One night last year, in the midst of a pandemic-induced lockdown,
Olive founder Nate Faust noticed that a problem was piling up. As he hauled a household’s worth of discarded cardboard down the driveway of his suburban home, he gazed down his street and noticed similar mountains of shipping waste dotting the curbs of neighboring houses.
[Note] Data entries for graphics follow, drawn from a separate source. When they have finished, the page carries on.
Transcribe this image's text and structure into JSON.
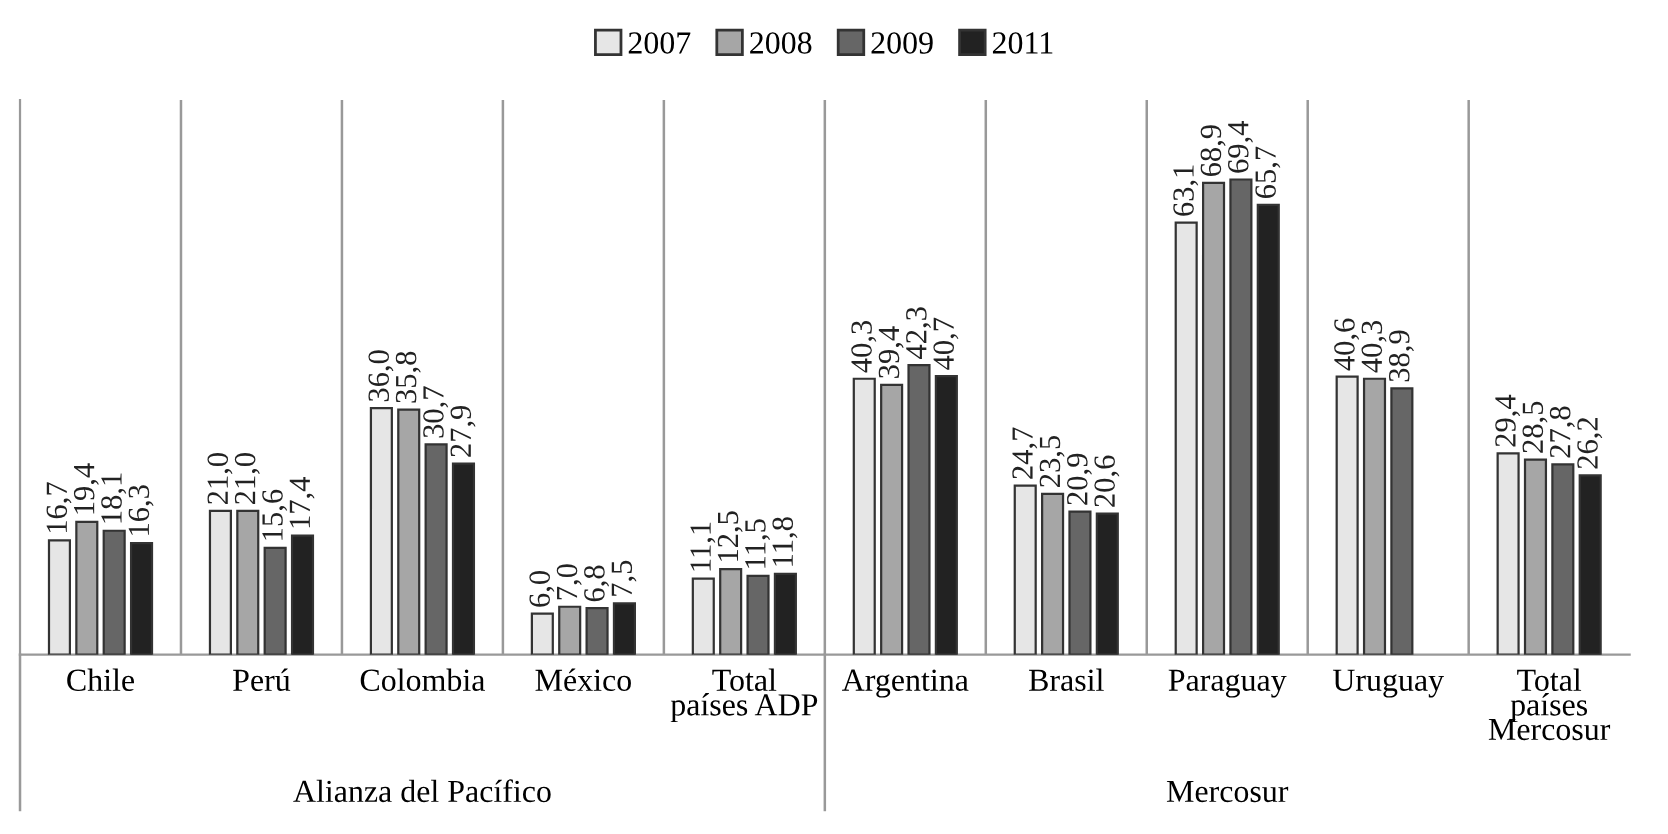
{
  "chart_data": {
    "type": "bar",
    "categories": [
      "Chile",
      "Perú",
      "Colombia",
      "México",
      "Total\npaíses ADP",
      "Argentina",
      "Brasil",
      "Paraguay",
      "Uruguay",
      "Total\npaíses\nMercosur"
    ],
    "series": [
      {
        "name": "2007",
        "color": "#e6e6e6",
        "values": [
          16.7,
          21.0,
          36.0,
          6.0,
          11.1,
          40.3,
          24.7,
          63.1,
          40.6,
          29.4
        ],
        "value_labels": [
          "16,7",
          "21,0",
          "36,0",
          "6,0",
          "11,1",
          "40,3",
          "24,7",
          "63,1",
          "40,6",
          "29,4"
        ]
      },
      {
        "name": "2008",
        "color": "#a6a6a6",
        "values": [
          19.4,
          21.0,
          35.8,
          7.0,
          12.5,
          39.4,
          23.5,
          68.9,
          40.3,
          28.5
        ],
        "value_labels": [
          "19,4",
          "21,0",
          "35,8",
          "7,0",
          "12,5",
          "39,4",
          "23,5",
          "68,9",
          "40,3",
          "28,5"
        ]
      },
      {
        "name": "2009",
        "color": "#666666",
        "values": [
          18.1,
          15.6,
          30.7,
          6.8,
          11.5,
          42.3,
          20.9,
          69.4,
          38.9,
          27.8
        ],
        "value_labels": [
          "18,1",
          "15,6",
          "30,7",
          "6,8",
          "11,5",
          "42,3",
          "20,9",
          "69,4",
          "38,9",
          "27,8"
        ]
      },
      {
        "name": "2011",
        "color": "#222222",
        "values": [
          16.3,
          17.4,
          27.9,
          7.5,
          11.8,
          40.7,
          20.6,
          65.7,
          null,
          26.2
        ],
        "value_labels": [
          "16,3",
          "17,4",
          "27,9",
          "7,5",
          "11,8",
          "40,7",
          "20,6",
          "65,7",
          null,
          "26,2"
        ]
      }
    ],
    "ylim": [
      0,
      81
    ],
    "tick_labels": "x",
    "legend": "top",
    "grid": false,
    "annotations": [
      "Alianza del Pacífico",
      "Mercosur"
    ]
  }
}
A longtime veteran of the e-commerce landscape (co-founder of Jet.com and former head of Walmart's domestic online supply chain), Faust was intimately familiar with the infrastructure that enabled this pileup — but, this was the moment he realized a breaking point was near. “We’re 25 years into e-commerce,” he explained, “yet this is the status quo delivery experience — over 10 billion shipments a year sent in single-use, one-way packaging?” It wasn’t just the accumulation of physical waste associated with shipments that jarred him. “Staring out my front window for the last year, working from home,” says Faust, “I’d watch two, three, four, sometimes more delivery trucks a day coming to my house,” dispatched by a host of different carriers like UPS, FedEx, Lasership, DHL, and Amazon, all operating independently, clogging roadways and guzzling gas as they made multiple trips to the same address. “It sort of dawned on me that ... this is crazy.” A little over a year after Faust’s lightbulb moment,
Olive has arrived: the new shipping platform with a mission to consolidate unnecessary carrier deliveries and
curb the excess waste generated by the retail shipping industry.